There was limited evidence that influenza vaccination reduced laboratory-confirmed infections in health care workers. Influenza vaccinations had no effect on the incidence of influenza-like illness, number of influenza-like illness episodes, days with influenza-like illness symptoms or amount of sick leave taken. There were insufficient data to assess adverse effects after vaccination. Data were insufficient to draw firm conclusions and further research was needed.

CRD commentary

The review provided a clear objective and inclusion criteria. A large number of sources were searched for relevant studies, but the restriction to studies in English or Chinese raised the possibility of language bias and may have resulted in relevant studies being missed. Measures to minimise error and bias were applied throughout the review process. The methodological quality of included studies was assessed and incorporated into the reporting of results. The largely narrative synthesis was appropriate.

The authors noted that results may not be generalisible to workers in other healthcare settings. The authors' conclusions were suitably cautious and reflected the limited data available. It should be noted that the authors recommended that promotion of influenza vaccination amongst healthcare workers should focus on patient protection, but no evidence of the effects of healthcare worker vaccination upon influenza outcomes in patients was presented

Implications of the review for practice and research

Practice: The authors stated that promotion of influenza vaccination amongst healthcare workers should focus on patient protection, with accurate information to address concerns and misconceptions.

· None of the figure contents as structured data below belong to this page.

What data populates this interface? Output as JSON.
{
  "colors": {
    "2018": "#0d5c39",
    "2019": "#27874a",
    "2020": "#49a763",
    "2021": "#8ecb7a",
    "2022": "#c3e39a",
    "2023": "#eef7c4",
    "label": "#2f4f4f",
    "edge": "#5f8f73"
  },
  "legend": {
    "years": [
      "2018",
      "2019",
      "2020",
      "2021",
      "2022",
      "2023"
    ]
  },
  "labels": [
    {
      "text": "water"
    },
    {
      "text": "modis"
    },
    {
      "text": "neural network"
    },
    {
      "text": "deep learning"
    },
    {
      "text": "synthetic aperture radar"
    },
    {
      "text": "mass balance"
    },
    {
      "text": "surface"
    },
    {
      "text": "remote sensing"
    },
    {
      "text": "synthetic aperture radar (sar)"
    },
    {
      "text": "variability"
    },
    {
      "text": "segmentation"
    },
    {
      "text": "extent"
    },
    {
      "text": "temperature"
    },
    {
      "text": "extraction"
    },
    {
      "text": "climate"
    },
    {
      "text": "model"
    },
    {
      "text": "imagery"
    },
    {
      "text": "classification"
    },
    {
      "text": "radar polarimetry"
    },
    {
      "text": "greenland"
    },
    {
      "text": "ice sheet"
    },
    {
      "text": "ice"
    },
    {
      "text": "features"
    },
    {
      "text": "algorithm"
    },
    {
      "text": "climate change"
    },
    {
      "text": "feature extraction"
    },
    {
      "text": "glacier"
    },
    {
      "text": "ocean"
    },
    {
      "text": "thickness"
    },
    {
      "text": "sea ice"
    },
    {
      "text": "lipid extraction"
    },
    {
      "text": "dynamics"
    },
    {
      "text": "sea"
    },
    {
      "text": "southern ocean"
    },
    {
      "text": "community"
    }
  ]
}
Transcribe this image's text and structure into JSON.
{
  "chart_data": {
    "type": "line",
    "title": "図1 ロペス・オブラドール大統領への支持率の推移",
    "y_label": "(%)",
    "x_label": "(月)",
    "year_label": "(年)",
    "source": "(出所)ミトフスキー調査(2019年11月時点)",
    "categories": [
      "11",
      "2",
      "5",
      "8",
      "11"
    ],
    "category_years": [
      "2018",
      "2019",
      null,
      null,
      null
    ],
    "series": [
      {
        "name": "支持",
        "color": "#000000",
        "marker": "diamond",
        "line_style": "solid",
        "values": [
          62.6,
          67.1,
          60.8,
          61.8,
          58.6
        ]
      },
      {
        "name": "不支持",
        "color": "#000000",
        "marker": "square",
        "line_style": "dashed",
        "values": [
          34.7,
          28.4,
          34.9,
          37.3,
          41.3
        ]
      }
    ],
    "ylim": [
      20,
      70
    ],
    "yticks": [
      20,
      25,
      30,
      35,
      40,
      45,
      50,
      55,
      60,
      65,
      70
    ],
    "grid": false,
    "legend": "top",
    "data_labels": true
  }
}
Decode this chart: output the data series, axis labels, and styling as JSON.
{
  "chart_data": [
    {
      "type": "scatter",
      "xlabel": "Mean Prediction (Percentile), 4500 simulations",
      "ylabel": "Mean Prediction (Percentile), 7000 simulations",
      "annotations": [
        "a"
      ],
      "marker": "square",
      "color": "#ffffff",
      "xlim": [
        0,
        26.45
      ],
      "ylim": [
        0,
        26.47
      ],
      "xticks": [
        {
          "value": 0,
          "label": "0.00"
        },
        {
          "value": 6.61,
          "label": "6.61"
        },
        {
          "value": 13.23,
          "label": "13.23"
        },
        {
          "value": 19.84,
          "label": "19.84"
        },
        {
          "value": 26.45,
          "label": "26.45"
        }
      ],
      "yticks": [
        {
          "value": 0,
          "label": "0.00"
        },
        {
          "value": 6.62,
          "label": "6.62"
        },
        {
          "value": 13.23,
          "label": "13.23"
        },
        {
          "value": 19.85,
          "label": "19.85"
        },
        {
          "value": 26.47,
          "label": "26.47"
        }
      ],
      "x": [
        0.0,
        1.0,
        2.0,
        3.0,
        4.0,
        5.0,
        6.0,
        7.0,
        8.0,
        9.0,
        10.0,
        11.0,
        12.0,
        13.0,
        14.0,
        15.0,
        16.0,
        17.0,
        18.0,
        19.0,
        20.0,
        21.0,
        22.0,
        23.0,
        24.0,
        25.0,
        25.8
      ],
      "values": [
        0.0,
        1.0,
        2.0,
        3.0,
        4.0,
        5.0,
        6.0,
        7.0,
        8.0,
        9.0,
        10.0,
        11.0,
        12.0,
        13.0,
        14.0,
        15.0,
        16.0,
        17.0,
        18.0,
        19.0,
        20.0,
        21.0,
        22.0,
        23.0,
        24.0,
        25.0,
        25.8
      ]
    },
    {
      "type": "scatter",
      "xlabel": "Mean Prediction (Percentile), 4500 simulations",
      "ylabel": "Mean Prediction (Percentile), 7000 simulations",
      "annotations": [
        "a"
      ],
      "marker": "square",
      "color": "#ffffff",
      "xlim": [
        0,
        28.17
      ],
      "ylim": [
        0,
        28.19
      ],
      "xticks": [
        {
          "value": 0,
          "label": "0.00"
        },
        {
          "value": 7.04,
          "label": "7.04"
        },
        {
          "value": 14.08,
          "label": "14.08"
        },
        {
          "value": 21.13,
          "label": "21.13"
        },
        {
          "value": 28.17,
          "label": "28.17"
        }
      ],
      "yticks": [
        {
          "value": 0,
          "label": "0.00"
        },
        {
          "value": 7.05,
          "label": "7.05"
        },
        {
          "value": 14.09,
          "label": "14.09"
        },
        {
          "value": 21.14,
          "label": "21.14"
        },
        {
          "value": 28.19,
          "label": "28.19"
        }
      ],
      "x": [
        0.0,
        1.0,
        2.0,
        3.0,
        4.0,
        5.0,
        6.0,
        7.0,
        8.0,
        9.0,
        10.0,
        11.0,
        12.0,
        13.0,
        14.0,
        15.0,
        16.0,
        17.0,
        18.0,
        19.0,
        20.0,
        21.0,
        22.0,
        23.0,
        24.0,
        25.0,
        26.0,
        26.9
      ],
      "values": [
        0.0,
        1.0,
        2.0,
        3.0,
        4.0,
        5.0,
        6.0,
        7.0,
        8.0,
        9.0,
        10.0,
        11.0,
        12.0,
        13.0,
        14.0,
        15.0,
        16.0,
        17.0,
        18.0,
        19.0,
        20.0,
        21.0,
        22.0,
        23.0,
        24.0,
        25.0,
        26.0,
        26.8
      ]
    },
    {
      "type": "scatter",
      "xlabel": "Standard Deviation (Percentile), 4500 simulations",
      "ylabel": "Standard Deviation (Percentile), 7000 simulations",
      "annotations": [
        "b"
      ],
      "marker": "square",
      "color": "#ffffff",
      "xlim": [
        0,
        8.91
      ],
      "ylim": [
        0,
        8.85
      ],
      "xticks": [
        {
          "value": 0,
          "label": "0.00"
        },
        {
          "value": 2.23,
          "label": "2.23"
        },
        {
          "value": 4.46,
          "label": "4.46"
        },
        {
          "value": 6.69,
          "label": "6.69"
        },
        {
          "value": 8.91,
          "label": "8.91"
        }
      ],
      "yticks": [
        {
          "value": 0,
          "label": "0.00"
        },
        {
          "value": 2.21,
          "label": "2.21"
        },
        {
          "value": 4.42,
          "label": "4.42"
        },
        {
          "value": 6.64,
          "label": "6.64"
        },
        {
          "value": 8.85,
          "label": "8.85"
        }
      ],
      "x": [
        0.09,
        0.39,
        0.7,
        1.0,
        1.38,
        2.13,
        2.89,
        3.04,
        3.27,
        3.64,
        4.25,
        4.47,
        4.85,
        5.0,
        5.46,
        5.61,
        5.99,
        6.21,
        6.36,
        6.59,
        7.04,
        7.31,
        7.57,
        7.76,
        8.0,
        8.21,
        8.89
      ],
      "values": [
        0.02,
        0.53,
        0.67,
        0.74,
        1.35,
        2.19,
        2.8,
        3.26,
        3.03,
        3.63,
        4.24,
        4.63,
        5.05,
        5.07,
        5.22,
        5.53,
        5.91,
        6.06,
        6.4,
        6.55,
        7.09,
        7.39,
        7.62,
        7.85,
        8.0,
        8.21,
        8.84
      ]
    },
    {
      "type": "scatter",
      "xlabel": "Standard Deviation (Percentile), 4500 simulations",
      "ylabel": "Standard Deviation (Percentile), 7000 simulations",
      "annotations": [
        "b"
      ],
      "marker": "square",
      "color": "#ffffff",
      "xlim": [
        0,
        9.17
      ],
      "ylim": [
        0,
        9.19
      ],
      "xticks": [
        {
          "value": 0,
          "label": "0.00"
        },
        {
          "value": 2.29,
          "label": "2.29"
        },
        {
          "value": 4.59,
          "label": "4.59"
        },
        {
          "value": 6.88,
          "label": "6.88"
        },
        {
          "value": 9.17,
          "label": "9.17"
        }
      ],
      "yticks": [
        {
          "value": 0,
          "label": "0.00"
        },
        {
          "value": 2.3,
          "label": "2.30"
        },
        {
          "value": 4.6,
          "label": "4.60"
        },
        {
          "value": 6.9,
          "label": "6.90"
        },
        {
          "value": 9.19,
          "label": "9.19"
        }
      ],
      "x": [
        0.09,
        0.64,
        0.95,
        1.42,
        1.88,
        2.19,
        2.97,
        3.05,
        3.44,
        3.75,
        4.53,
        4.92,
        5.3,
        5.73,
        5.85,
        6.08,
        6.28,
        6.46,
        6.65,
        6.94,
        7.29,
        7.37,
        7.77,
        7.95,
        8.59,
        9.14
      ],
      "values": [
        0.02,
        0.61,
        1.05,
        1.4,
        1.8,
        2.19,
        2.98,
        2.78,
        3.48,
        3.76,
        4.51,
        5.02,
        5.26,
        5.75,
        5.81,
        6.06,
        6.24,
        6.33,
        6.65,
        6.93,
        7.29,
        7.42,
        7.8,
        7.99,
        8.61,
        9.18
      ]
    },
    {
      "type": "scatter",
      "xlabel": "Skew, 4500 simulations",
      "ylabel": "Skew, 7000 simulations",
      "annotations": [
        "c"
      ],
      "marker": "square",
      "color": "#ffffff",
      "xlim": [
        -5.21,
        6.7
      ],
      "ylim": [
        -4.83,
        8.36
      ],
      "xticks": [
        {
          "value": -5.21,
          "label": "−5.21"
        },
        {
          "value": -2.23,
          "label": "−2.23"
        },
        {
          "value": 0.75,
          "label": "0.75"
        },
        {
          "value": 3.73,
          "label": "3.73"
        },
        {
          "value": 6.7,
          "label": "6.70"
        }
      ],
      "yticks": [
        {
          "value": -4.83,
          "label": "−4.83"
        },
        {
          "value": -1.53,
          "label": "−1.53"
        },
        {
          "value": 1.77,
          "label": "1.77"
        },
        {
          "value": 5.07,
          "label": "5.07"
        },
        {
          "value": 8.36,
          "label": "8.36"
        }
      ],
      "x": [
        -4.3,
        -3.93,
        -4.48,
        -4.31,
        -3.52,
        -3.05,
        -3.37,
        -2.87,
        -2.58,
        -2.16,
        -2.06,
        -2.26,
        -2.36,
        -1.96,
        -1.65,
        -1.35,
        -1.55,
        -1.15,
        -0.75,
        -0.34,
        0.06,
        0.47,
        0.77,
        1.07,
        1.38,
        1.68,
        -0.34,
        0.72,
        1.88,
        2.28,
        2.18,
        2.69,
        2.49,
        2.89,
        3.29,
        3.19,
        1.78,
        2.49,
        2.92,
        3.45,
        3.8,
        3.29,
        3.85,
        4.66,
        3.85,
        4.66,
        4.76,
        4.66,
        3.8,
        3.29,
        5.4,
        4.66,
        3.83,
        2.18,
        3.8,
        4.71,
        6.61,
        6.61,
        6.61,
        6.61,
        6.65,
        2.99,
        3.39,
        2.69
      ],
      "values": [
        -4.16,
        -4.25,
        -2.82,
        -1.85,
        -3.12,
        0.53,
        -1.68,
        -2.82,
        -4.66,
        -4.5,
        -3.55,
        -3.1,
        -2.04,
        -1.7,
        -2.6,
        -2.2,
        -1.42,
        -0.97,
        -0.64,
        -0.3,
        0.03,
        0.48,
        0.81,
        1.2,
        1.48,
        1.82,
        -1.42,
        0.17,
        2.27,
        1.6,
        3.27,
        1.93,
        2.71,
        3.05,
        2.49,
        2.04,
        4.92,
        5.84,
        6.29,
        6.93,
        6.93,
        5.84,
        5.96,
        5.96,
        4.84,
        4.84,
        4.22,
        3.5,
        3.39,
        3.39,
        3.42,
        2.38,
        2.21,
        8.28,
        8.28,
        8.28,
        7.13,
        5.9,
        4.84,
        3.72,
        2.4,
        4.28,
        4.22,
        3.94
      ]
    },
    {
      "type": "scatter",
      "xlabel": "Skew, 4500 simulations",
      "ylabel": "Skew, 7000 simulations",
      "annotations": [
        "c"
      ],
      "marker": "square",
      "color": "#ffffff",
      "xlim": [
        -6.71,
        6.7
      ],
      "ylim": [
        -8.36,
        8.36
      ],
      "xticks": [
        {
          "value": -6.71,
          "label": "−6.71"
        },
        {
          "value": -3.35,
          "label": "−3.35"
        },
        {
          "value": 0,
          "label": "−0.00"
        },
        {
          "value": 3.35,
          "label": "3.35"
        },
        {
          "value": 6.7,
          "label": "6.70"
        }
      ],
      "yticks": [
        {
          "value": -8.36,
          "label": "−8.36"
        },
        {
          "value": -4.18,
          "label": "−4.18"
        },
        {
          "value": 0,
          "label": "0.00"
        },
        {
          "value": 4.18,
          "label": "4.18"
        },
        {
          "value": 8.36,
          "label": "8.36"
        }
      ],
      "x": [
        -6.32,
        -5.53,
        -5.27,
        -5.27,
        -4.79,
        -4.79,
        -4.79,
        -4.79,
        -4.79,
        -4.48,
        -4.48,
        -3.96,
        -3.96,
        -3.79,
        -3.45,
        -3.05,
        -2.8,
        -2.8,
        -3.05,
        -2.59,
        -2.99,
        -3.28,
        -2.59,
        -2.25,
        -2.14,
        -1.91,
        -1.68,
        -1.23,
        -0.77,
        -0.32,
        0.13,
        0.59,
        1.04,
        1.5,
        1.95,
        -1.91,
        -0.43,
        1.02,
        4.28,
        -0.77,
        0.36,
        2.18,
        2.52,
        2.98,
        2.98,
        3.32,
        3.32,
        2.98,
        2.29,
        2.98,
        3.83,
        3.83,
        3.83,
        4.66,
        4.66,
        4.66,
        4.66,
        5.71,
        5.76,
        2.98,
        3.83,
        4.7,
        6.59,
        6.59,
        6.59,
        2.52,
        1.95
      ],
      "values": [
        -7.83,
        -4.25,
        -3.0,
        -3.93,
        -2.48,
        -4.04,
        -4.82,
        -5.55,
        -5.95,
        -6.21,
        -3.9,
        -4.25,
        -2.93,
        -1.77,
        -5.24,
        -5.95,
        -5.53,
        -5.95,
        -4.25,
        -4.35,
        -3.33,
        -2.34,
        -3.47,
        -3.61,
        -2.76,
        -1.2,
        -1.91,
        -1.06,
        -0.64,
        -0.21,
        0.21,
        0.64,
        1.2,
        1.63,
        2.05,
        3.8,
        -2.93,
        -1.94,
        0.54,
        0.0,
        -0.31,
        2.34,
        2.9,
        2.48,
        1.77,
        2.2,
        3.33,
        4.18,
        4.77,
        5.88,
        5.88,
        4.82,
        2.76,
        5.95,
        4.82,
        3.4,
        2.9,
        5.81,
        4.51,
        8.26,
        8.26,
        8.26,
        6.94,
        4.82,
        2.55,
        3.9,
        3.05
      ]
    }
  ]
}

Research: The authors stated that further well-designed multicentre RCTs were needed to assess the effectiveness of annual vaccination in protecting health care workers against infection. Research should be conducted in diverse healthcare settings and should include laboratory confirmation of influenza as an outcome measure.

Funding

The authors stated that the review was unfunded.

Bibliographic details

Ng AN, Lai CK. Effectiveness of seasonal influenza vaccination in healthcare workers: a systematic review. Journal of Hospital Infection 2011; 79(4): 279-286. [PubMed: 21978606]

Indexing Status

Subject indexing assigned by NLM

MeSH

Health Personnel; Humans; Incidence; Influenza Vaccines /administration & dosage /immunology; Influenza, Human /epidemiology /prevention & control; Randomized Controlled Trials as Topic; Vaccination /utilization

AccessionNumber

12011007345

Database entry date

30/05/2012

Record Status

This is a critical abstract of a systematic review that meets the criteria for inclusion on DARE. Each critical abstract contains a brief summary of the review methods, results and conclusions followed by a detailed critical assessment on the reliability of the review and the conclusions drawn.